Ein wichtiges Thema, das momentan noch gerne neben all den positiven Selbstverwirklichungs-Aspekten von Social Distancing unter den Tisch fällt, ist die große Gefahr, die Kindern und Frauen beim Lockdown droht. Plötzlich sind Kinder aus schwierigen Verhältnissen weg vom Radar. Niemand sieht mehr, wenn sie Missbrauch und Gewalt erfahren. Einen spannenden Blick auf diese Problematik wirft der Tagesspiegel in seinem Artikel „Kinderleid – und niemand sieht es mehr“.
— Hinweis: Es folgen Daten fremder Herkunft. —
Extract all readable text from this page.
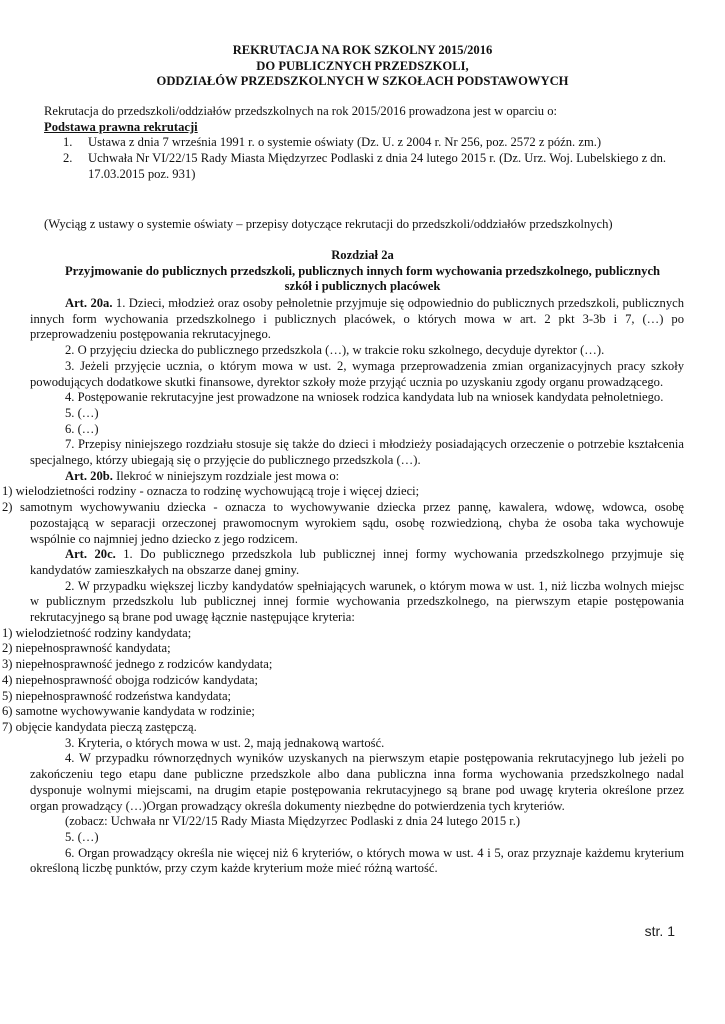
REKRUTACJA NA ROK SZKOLNY 2015/2016
DO PUBLICZNYCH PRZEDSZKOLI,
ODDZIAŁÓW PRZEDSZKOLNYCH W SZKOŁACH PODSTAWOWYCH

Rekrutacja do przedszkoli/oddziałów przedszkolnych na rok 2015/2016 prowadzona jest w oparciu o:

Podstawa prawna rekrutacji

1. Ustawa z dnia 7 września 1991 r. o systemie oświaty (Dz. U. z 2004 r. Nr 256, poz. 2572 z późn. zm.)
2. Uchwała Nr VI/22/15 Rady Miasta Międzyrzec Podlaski z dnia 24 lutego 2015 r. (Dz. Urz. Woj. Lubelskiego z dn. 17.03.2015 poz. 931)
(Wyciąg z ustawy o systemie oświaty – przepisy dotyczące rekrutacji do przedszkoli/oddziałów przedszkolnych)
Rozdział 2a
Przyjmowanie do publicznych przedszkoli, publicznych innych form wychowania przedszkolnego, publicznych
szkół i publicznych placówek

Art. 20a. 1. Dzieci, młodzież oraz osoby pełnoletnie przyjmuje się odpowiednio do publicznych przedszkoli, publicznych innych form wychowania przedszkolnego i publicznych placówek, o których mowa w art. 2 pkt 3-3b i 7, (…) po przeprowadzeniu postępowania rekrutacyjnego.

2. O przyjęciu dziecka do publicznego przedszkola (…), w trakcie roku szkolnego, decyduje dyrektor (…).

3. Jeżeli przyjęcie ucznia, o którym mowa w ust. 2, wymaga przeprowadzenia zmian organizacyjnych pracy szkoły powodujących dodatkowe skutki finansowe, dyrektor szkoły może przyjąć ucznia po uzyskaniu zgody organu prowadzącego.

4. Postępowanie rekrutacyjne jest prowadzone na wniosek rodzica kandydata lub na wniosek kandydata pełnoletniego.

5. (…)

6. (…)

7. Przepisy niniejszego rozdziału stosuje się także do dzieci i młodzieży posiadających orzeczenie o potrzebie kształcenia specjalnego, którzy ubiegają się o przyjęcie do publicznego przedszkola (…).

Art. 20b. Ilekroć w niniejszym rozdziale jest mowa o:

1) wielodzietności rodziny - oznacza to rodzinę wychowującą troje i więcej dzieci;

2) samotnym wychowywaniu dziecka - oznacza to wychowywanie dziecka przez pannę, kawalera, wdowę, wdowca, osobę pozostającą w separacji orzeczonej prawomocnym wyrokiem sądu, osobę rozwiedzioną, chyba że osoba taka wychowuje wspólnie co najmniej jedno dziecko z jego rodzicem.

Art. 20c. 1. Do publicznego przedszkola lub publicznej innej formy wychowania przedszkolnego przyjmuje się kandydatów zamieszkałych na obszarze danej gminy.

2. W przypadku większej liczby kandydatów spełniających warunek, o którym mowa w ust. 1, niż liczba wolnych miejsc w publicznym przedszkolu lub publicznej innej formie wychowania przedszkolnego, na pierwszym etapie postępowania rekrutacyjnego są brane pod uwagę łącznie następujące kryteria:

1) wielodzietność rodziny kandydata;

2) niepełnosprawność kandydata;

3) niepełnosprawność jednego z rodziców kandydata;

4) niepełnosprawność obojga rodziców kandydata;

5) niepełnosprawność rodzeństwa kandydata;

6) samotne wychowywanie kandydata w rodzinie;

7) objęcie kandydata pieczą zastępczą.

3. Kryteria, o których mowa w ust. 2, mają jednakową wartość.

4. W przypadku równorzędnych wyników uzyskanych na pierwszym etapie postępowania rekrutacyjnego lub jeżeli po zakończeniu tego etapu dane publiczne przedszkole albo dana publiczna inna forma wychowania przedszkolnego nadal dysponuje wolnymi miejscami, na drugim etapie postępowania rekrutacyjnego są brane pod uwagę kryteria określone przez organ prowadzący (…)Organ prowadzący określa dokumenty niezbędne do potwierdzenia tych kryteriów.

(zobacz: Uchwała nr VI/22/15 Rady Miasta Międzyrzec Podlaski z dnia 24 lutego 2015 r.)

5. (…)

6. Organ prowadzący określa nie więcej niż 6 kryteriów, o których mowa w ust. 4 i 5, oraz przyznaje każdemu kryterium określoną liczbę punktów, przy czym każde kryterium może mieć różną wartość.

str. 1
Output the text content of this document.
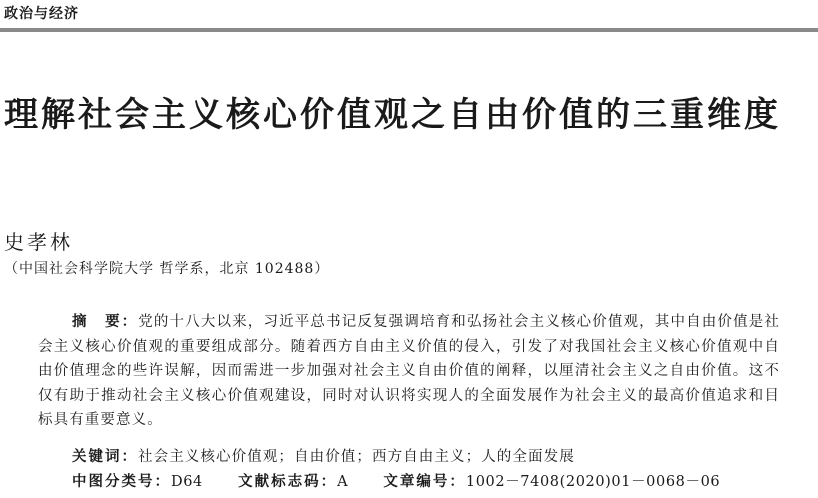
政治与经济
理解社会主义核心价值观之自由价值的三重维度
史孝林
（中国社会科学院大学 哲学系，北京 102488）

摘　要：党的十八大以来，习近平总书记反复强调培育和弘扬社会主义核心价值观，其中自由价值是社会主义核心价值观的重要组成部分。随着西方自由主义价值的侵入，引发了对我国社会主义核心价值观中自由价值理念的些许误解，因而需进一步加强对社会主义自由价值的阐释，以厘清社会主义之自由价值。这不仅有助于推动社会主义核心价值观建设，同时对认识将实现人的全面发展作为社会主义的最高价值追求和目标具有重要意义。

关键词：社会主义核心价值观；自由价值；西方自由主义；人的全面发展
中图分类号：D64 文献标志码：A 文章编号：1002－7408(2020)01－0068－06
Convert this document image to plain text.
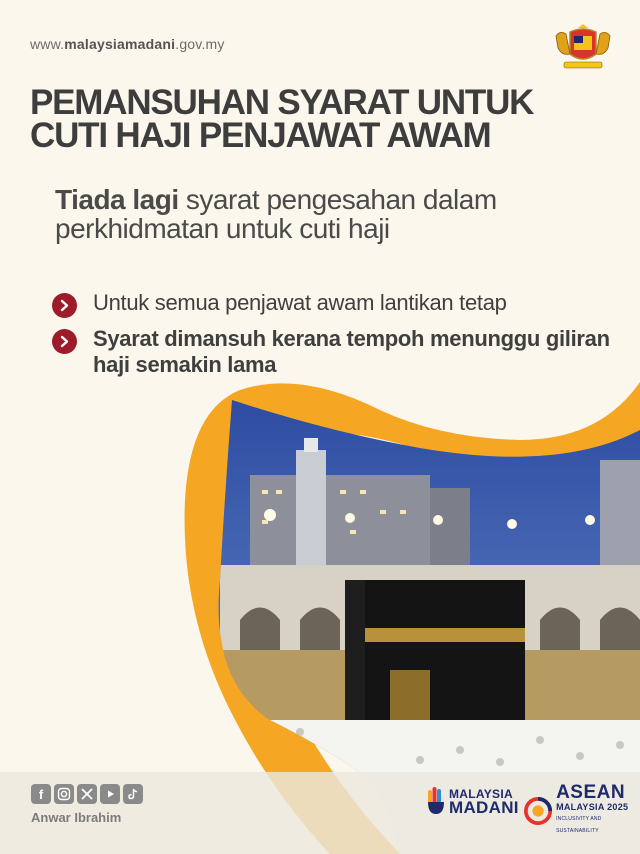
www.malaysiamadani.gov.my
PEMANSUHAN SYARAT UNTUK
CUTI HAJI PENJAWAT AWAM
Tiada lagi syarat pengesahan dalam
perkhidmatan untuk cuti haji
Untuk semua penjawat awam lantikan tetap
Syarat dimansuh kerana tempoh menunggu giliran haji semakin lama
f
Anwar Ibrahim
MALAYSIA
MADANI
ASEAN
MALAYSIA 2025
INCLUSIVITY AND SUSTAINABILITY
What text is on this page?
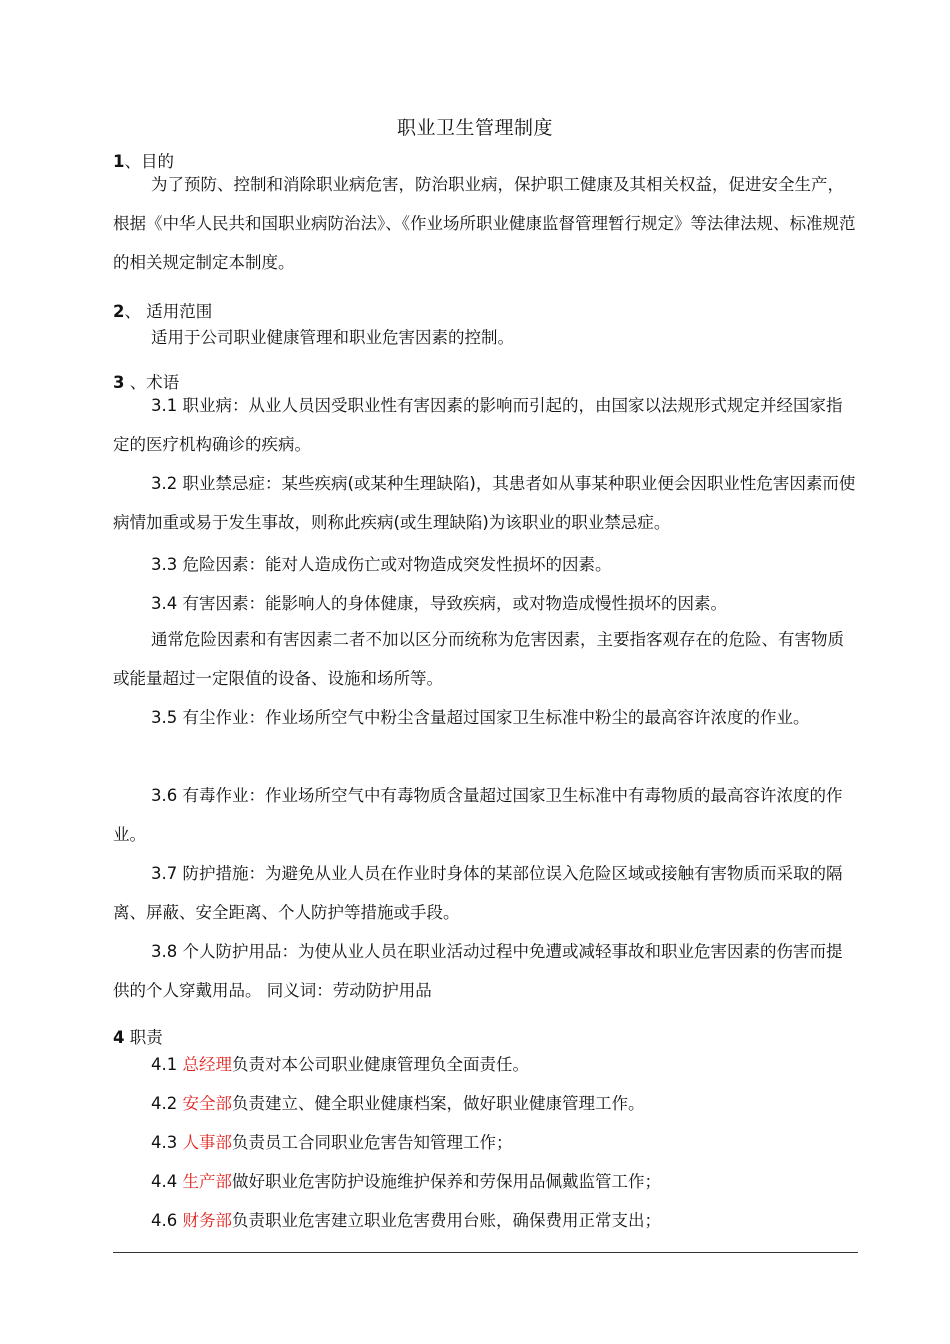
职业卫生管理制度
1、目的
为了预防、控制和消除职业病危害，防治职业病，保护职工健康及其相关权益，促进安全生产，根据《中华人民共和国职业病防治法》、《作业场所职业健康监督管理暂行规定》等法律法规、标准规范的相关规定制定本制度。
2、 适用范围
适用于公司职业健康管理和职业危害因素的控制。
3 、术语
3.1 职业病：从业人员因受职业性有害因素的影响而引起的，由国家以法规形式规定并经国家指定的医疗机构确诊的疾病。
3.2 职业禁忌症：某些疾病(或某种生理缺陷)，其患者如从事某种职业便会因职业性危害因素而使病情加重或易于发生事故，则称此疾病(或生理缺陷)为该职业的职业禁忌症。
3.3 危险因素：能对人造成伤亡或对物造成突发性损坏的因素。
3.4 有害因素：能影响人的身体健康，导致疾病，或对物造成慢性损坏的因素。
通常危险因素和有害因素二者不加以区分而统称为危害因素，主要指客观存在的危险、有害物质或能量超过一定限值的设备、设施和场所等。
3.5 有尘作业：作业场所空气中粉尘含量超过国家卫生标准中粉尘的最高容许浓度的作业。
3.6 有毒作业：作业场所空气中有毒物质含量超过国家卫生标准中有毒物质的最高容许浓度的作业。
3.7 防护措施：为避免从业人员在作业时身体的某部位误入危险区域或接触有害物质而采取的隔离、屏蔽、安全距离、个人防护等措施或手段。
3.8 个人防护用品：为使从业人员在职业活动过程中免遭或减轻事故和职业危害因素的伤害而提供的个人穿戴用品。 同义词：劳动防护用品
4 职责
4.1 总经理负责对本公司职业健康管理负全面责任。
4.2 安全部负责建立、健全职业健康档案，做好职业健康管理工作。
4.3 人事部负责员工合同职业危害告知管理工作；
4.4 生产部做好职业危害防护设施维护保养和劳保用品佩戴监管工作；
4.6 财务部负责职业危害建立职业危害费用台账，确保费用正常支出；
Eva Reisinger von Zett schreibt ebenfalls von der Gefahr der häuslichen Gewalt, die in Lockdowns droht. Die Enge der Wohnung, die 24/7 Begegnung führte schon in China zu einem Anstieg an Gewalttaten innerhalb der Familie. In ihrem Artikel findet ihr auch Anlaufstellen und Hilfestellungen.
Cherry Picks #10
Die zweite Woche Social Distancing ist vorbei, und wir hoffen, euch geht es gut und ihr seid noch frohen Mutes. Wenn euch die Decke langsam auf den Kopf fällt und ihr Instagram bereits durchgespielt habt, haben wir nochmal eine Portion Lesestoff für euch! Los geht’s:
Ab morgen heißt es wieder: eine weitere Woche Homeoffice. Margarete Stokowski hat einen gewohnt guten und amüsanten Text zum Thema „Zehn Regeln für Homeoffice“ für den Spiegel geschrieben.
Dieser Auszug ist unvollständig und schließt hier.